Jika mengalami gejala tersebut diatas, pasien DM hendaknya langsung memeriksakan diri ke
Dokter di Puskesmas atau Rumah Sakit wilayah domisili. Biasanya dokter akan melakukan
diagnosis utama dengan menegakkan temuan kuman TB (BTA) melalui pemeriksaan
penunjang. Pemeriksaan bakteriologi penting untuk menemukan Mikrobakterium TB pada
semua pasien dicurigai TB paru diperiksa 3 spesimen dahak dalam 2 hari, sewaktu-pagi-sewaktu
(SPS). Pasien DM dikatakan terinfelsi TB jika :
1. Sekurang kurangnya 2 dari 3 spesimen dahak SPS hasilnya BTA positif
2. 1 spesimen dahak SPS hasilnya BTA positif dan foto toraks dada menunjukkan gambaran
TB
3. 1 spesimen dahak SPS hasilnya BTA positif dan biakan kuman TB positif

Secara radiologis, TB paru pada pendrita DM sering menunjukkan gambaran dan distribusi
radiografi yang atipikal; pada penderita TB tanpa DM kavitas atau infiltrat banyak ditemukan
pada lobus atas, sedangkan pada penderita TB paru disertai DM, lapangan paru bawah
lebihsering terlibat (29% pada kasus dengan DM, 4,5% pada kasus non-DM), diikuto lobus atas
kemudian tengah. Keterlibatan paru bilateral sebesar 50%, 33% berkaitan efusi pleura, dan 30%
terdapat kavitas. Gambaran radiologi termasuk fibrosis, konsolidasi, opasitas homogenus dan
heterogenus.

Reference :
1. Chin James, MD,. 2000. Manual Pemberantasan Penyakit Menular .Ed
17. Editor Kandun Nyoman.
2 2. Cahyadi A, Venty. Tuberculosis paru pada pasien Diabetes Mellitus.
Majalah Kedokteran Indonesia. 2011;61(4): 173-8.

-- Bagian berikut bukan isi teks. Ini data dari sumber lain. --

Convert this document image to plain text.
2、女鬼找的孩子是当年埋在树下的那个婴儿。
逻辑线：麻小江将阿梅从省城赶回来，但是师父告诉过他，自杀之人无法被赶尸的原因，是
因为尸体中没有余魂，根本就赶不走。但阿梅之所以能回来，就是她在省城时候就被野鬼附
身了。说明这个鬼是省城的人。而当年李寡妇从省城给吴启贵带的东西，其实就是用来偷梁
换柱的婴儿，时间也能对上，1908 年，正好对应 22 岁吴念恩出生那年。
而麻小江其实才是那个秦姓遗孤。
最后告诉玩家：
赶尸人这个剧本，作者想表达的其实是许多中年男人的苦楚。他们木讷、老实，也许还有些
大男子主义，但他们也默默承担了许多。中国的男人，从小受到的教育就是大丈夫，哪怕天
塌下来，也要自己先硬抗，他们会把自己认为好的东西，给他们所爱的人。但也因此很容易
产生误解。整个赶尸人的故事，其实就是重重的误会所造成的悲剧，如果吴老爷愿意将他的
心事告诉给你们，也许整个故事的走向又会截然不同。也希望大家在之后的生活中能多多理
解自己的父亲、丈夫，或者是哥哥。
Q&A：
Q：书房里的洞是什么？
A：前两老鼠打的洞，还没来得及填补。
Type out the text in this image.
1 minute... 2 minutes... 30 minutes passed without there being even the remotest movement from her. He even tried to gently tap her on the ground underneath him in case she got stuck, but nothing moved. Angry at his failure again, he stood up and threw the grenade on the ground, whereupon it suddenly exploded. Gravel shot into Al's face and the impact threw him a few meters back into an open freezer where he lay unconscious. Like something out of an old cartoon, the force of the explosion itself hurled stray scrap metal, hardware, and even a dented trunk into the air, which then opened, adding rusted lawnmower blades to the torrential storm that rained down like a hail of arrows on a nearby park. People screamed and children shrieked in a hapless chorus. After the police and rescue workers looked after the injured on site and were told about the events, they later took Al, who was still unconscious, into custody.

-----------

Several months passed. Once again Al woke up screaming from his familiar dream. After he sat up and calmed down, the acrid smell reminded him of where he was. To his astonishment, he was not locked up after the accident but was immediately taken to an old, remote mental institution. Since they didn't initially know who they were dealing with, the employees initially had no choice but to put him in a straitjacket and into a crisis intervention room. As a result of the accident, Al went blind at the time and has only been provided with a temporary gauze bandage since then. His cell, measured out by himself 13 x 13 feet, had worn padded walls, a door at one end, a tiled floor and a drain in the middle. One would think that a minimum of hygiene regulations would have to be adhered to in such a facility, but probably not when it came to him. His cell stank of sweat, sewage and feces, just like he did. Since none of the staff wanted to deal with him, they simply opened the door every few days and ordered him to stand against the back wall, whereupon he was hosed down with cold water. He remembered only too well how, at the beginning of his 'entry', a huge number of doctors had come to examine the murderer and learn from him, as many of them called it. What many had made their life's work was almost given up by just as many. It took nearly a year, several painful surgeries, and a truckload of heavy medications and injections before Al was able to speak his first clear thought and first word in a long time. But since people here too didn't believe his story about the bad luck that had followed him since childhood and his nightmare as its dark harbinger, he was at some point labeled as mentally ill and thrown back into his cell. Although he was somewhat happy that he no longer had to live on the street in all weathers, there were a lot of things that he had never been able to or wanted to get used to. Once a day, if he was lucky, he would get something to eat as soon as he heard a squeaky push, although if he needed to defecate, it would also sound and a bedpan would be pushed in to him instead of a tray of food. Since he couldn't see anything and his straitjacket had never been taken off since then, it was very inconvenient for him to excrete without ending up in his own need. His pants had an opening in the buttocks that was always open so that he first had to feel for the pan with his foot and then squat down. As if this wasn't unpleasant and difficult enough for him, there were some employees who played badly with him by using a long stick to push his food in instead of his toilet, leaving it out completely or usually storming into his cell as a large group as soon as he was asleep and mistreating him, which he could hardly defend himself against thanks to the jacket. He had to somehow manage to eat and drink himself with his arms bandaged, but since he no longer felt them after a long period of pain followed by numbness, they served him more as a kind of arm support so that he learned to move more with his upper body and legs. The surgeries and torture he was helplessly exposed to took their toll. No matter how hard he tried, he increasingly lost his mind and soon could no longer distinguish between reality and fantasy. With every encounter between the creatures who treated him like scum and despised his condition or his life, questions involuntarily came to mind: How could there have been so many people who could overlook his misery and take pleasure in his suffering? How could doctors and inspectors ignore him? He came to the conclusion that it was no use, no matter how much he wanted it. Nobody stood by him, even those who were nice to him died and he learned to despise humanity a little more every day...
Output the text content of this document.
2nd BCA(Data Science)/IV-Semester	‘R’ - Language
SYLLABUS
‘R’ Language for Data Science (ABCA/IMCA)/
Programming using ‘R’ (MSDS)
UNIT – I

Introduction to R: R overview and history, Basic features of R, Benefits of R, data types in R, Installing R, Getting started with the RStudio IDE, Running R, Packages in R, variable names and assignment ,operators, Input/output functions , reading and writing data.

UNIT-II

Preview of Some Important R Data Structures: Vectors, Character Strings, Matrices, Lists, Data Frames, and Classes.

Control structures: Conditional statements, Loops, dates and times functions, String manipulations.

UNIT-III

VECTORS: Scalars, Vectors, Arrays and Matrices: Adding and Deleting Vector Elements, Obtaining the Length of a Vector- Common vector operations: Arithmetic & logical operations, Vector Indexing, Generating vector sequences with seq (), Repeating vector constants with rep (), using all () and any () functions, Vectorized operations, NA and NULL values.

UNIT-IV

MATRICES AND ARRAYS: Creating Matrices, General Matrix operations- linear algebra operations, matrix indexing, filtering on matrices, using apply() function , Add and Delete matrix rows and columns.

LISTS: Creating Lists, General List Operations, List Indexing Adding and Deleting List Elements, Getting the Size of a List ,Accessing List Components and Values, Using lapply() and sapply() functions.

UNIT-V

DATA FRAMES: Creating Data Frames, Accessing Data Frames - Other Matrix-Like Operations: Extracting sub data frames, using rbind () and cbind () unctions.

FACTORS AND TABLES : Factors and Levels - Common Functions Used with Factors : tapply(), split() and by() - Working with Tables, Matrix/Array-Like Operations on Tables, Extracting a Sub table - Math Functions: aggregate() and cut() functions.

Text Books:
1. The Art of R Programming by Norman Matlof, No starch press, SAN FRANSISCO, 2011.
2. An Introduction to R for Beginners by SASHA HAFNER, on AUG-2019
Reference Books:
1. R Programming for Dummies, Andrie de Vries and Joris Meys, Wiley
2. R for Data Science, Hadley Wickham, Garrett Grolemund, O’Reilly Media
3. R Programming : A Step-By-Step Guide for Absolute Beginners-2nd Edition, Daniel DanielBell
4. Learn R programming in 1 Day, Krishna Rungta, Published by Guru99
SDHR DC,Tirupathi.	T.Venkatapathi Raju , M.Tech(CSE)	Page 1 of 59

3 3. Sidibe EH, Sankale M. 2007. Diabetes and pulmonary tuberculoisP
Epidemiology, Pathophysiology and symtomatology. J French Stu Res Health,
2007;17:29-32.
4 4. Harries AD, Satyanarayana S, Kumar AMV, Nagaraja B, Isaakidis P dkk.
Epidemiology and interaction Diabetes Mellitus and Tuberculosis and
Challenges for care: a review. Public Health Action. 2013;3:3-9
1 5. Jeon CY, Harries AD, Baker MA,Hart JE,Kapur A, Lonroth K, Ottmani SE,
Goonesekera S, Murray MB. Bi-directional Screening for tuberculosis and
diabetes.Trop Med Int Health. 2010;15(11):1300-14.